Lorman’s work enlightened me about one of the more common drugs used for date rape—GHB, or gamma-hydroxybutyric acid. I looked back on my paperwork from the hospital and found that they did not test for this. “Historically, GHB was prescribed to people who struggled to get to sleep at night. However, that usage largely stopped in 1990, when the Federal Drug Association in the United States outlawed the drug. Since then, GHB has been used to treat cataplexy—a rare form of narcolepsy in which strong emotion or laughter causes a person to suffer sudden physical collapse. The medical community has also flirted with the prescription of GHB as an anesthetic during childbirth, and as a treatment for alcoholism. However, neither have proven popular—often due to the dangerous side-effects of overuse.”

Nevertheless, GHB is still in use, albeit with more sinister intentions. A shipment of the drug was seized just last year on Oct. 9 in Jacksonville, Florida by U.S. Customs and Border Protection officers. The three-pound package of liquid gamma-butyrolactone (which converts into GHB upon ingestion) was potent enough to potentially affect 1,000 victims, according to the officials. “We find a lot of this stuff is going to be distributed in and around college areas, and so we feel this might have been—we aren’t sure but—destined for the Florida State campus,” Jacksonville Port Director Douglas Straatsma told the local news station, News4Jax.

A conversation has begun about drug use in the millennial generation. There are more drugs in the market than ever before, and they are becoming easier to get a hold of. While there are many willing to engage in recreational drug use who benefit from shift, there are others who seek to use the drugs for malicious reasons. It is also important to understand the connection because date rape drugs are not limited to GHB. It can be a cocktail of any recreational drugs. In a culture of drug use, we are opening the door to drugs being put in the wrong person’s hands. Not speaking up denies the ability to differentiate who is choosing drugs for themselves and who is unknowingly consuming them. I want to begin a conversation beyond the drugs kids these days are doing.

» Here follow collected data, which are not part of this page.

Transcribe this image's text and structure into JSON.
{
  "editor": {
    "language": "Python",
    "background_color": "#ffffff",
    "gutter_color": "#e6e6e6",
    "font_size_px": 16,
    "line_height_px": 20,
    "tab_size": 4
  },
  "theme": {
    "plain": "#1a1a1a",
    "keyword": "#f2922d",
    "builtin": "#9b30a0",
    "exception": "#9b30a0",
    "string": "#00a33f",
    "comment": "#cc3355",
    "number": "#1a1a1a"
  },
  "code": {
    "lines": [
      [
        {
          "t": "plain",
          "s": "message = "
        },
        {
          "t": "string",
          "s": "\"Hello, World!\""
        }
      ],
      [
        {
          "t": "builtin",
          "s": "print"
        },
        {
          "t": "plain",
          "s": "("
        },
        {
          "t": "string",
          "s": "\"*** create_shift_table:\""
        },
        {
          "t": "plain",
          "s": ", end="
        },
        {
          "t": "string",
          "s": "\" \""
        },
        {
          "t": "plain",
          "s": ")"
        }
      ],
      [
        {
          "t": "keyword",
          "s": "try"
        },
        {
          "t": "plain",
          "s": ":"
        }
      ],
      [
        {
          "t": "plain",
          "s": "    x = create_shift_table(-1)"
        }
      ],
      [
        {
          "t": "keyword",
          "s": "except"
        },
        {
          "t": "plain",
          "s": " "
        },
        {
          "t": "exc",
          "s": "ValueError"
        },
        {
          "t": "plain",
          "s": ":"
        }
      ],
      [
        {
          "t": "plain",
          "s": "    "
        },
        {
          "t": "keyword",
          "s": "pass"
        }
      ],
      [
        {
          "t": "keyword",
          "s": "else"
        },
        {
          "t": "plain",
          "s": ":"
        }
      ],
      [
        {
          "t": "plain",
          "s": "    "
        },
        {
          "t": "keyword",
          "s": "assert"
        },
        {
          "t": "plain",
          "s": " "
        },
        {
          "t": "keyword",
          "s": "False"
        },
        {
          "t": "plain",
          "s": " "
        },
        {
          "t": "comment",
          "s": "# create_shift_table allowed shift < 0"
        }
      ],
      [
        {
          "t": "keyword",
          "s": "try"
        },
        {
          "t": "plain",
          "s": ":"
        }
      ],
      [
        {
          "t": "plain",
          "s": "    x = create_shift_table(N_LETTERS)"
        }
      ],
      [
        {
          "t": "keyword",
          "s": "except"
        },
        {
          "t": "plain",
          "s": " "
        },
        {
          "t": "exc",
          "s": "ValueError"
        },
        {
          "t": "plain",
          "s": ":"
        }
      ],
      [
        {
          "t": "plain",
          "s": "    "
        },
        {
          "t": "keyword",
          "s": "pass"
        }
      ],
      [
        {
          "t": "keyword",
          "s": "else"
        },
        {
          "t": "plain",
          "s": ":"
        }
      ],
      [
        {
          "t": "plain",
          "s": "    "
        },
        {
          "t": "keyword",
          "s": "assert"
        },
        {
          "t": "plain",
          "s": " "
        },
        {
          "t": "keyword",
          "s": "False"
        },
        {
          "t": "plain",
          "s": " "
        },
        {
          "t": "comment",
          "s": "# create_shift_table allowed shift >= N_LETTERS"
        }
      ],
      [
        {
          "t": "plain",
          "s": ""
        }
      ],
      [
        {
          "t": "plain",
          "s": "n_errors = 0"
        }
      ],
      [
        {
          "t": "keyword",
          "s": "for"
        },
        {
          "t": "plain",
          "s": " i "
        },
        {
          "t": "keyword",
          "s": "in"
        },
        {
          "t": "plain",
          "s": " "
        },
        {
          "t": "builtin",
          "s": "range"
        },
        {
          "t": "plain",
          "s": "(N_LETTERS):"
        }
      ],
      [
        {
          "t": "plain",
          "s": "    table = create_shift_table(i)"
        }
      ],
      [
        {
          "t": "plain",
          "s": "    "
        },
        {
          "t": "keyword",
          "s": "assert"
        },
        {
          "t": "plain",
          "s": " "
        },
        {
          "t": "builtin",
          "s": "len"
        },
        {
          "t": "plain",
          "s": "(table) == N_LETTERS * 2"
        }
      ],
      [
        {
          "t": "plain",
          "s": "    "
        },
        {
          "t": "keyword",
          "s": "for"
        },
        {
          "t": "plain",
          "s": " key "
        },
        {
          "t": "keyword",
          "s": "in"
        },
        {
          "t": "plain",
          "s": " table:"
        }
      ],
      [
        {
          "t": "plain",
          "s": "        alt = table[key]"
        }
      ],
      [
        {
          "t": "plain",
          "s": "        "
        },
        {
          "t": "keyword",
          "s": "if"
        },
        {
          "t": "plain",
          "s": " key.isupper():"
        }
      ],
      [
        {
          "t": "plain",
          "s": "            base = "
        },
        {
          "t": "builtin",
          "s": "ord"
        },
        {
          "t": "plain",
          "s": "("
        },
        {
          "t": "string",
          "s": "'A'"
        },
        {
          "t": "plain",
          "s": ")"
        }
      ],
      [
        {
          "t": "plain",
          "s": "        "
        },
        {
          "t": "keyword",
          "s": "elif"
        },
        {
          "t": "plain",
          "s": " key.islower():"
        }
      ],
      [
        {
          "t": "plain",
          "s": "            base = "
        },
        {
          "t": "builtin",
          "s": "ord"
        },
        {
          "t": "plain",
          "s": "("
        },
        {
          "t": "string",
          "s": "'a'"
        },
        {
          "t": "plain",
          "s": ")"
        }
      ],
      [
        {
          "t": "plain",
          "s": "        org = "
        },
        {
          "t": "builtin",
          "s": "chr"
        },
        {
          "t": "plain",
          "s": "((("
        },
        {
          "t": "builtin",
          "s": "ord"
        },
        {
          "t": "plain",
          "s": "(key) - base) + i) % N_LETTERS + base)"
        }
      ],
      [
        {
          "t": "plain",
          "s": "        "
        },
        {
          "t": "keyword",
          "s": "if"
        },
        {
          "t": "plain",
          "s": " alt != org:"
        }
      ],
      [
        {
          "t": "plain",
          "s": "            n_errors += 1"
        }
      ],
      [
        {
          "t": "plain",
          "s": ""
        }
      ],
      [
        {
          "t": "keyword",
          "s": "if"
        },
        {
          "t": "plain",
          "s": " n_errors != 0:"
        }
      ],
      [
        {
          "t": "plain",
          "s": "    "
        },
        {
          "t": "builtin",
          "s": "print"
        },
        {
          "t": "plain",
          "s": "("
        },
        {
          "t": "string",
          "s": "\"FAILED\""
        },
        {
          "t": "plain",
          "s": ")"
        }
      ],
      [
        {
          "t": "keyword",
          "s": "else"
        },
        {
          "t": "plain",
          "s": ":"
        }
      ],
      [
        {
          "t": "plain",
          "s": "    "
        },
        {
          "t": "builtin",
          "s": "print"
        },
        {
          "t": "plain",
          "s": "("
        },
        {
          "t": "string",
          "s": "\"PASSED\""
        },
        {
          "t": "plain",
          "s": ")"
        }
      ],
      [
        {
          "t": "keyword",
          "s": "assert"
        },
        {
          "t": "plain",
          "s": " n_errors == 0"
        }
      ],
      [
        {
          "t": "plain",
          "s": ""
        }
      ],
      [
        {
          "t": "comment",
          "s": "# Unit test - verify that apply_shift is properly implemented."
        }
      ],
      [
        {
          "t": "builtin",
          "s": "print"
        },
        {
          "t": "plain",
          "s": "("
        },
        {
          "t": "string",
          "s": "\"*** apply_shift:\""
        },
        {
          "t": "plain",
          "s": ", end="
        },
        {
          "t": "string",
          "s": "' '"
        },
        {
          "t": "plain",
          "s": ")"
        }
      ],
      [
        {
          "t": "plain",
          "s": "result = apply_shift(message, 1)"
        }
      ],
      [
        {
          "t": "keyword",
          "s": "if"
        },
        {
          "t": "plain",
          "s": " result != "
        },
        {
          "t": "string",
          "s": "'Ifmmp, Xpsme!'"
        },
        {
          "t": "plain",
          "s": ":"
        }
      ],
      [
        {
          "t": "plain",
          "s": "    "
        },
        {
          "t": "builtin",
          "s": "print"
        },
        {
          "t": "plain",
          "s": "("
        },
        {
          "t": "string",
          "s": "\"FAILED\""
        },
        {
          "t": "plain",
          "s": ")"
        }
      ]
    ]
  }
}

I wrote this article to urge others with a story similar to mine to speak up. Your voice needs to be heard for a change to ignite. Rape is perhaps the most horrifying exploitation of a human being, and many of them occur because of druggings. To truly get to the root of this problem, date rape drugs need to be a part of the conversation. The worst outcome does not need to happen for your story to be valid. You do not need to be the picture of tragedy for your trauma to be legitimate. You do not need to be bruised to be hurt.